For its next concert, the Sydney Gay & Lesbian Choir is delving into the life and loves of one of the greatest ever composers, Pytor Ilyich Tchaikovsky. As the choir’s music director Dr. Sarah Penicka-Smith told the Star Observer it’s been a challenging process.

“Many choir members haven’t sung this kind of music before, and most choir members haven’t sung in Russian before! We’ve been talking a lot about Tchaikovsky’s life, and particularly his death, to try to understand what it was like to be a gay man in 19th century Russia, and how this impacted on Tchaikovsky’s music,” she said.

“There’s a big controversy around how Tchaikovsky died, with some people arguing he was forced to commit suicide or risk exposure of his sexuality.”

Tchaikovsky’s homosexuality is widely acknowledged, but little is known about exactly how comfortable he was with his sexuality. His marriage to Antonina Miliukova lasted less

than three months, and most of his friendships were with gay men, including his brother Modest. Penicka-Smith said she had been delving into Tchaikovsky’s letters to understand what life must have been like for the celebrated composer, juggling his desires with the constraints of 19th century society.

“In 1876, he wrote to Modest that he was contemplating marriage, saying that he found ‘that our inclinations are for both of us the greatest and most insuperable obstacle to happiness, and we must with all our strength struggle with our nature’. He also wrote to his patron, who asked him if he’d ever experienced a love that was not platonic, that he believed ‘the answer to that question is in my music … I have, with love, endeavoured repeatedly to express in music the torment and at the same time the bliss of love’,” he said.

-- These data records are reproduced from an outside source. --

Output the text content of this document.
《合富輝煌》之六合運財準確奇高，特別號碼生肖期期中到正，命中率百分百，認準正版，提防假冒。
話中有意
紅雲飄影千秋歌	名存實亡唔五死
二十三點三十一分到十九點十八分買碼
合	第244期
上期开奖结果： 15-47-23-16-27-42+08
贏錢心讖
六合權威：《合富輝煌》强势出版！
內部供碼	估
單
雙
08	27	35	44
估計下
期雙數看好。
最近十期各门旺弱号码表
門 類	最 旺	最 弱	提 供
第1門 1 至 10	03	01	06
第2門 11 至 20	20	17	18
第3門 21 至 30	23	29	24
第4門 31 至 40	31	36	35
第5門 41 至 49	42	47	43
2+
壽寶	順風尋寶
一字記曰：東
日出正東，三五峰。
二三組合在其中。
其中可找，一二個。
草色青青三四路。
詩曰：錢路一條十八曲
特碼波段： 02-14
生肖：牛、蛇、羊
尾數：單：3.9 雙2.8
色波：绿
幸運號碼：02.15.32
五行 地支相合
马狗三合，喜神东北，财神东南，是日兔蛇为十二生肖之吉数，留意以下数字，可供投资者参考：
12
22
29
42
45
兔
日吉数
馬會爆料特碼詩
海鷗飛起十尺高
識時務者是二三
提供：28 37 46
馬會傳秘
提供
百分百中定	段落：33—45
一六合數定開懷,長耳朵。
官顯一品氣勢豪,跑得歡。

Tchaikovsky’s love of music produced some of the best-loved symphonies, ballets and operas of all time, including Swan Lake, The Nutcracker and Eugene Onegin. Penicka-Smith explained that listening to his works with the knowledge that they were written by a homosexual man living in less than accepting times added another lay of depth to their meaning.

“I don’t believe people create art in a vacuum – the more we understand a composer, the more we understand his or her music. And love of all kinds is such an inspiration to so many artists – reading about Tchaikovsky’s trauma, his struggles, and his passions in his letters just highlights all the feelings he poured into his music, feelings which he perhaps couldn’t express any other way.”

“Tchaikovsky is so popular, but so many people don’t realize he was gay. I think if we choose to sing his music, we need to have a conversation about his life, to be open about our interest in him, and not to treat him like a museum piece. If Tchaikovsky were living in Russia today, he would have had just as much trouble coming out.”

INFO:  Tchaikovsky: The Lonely Heart, Pitt St Uniting Church, November 3.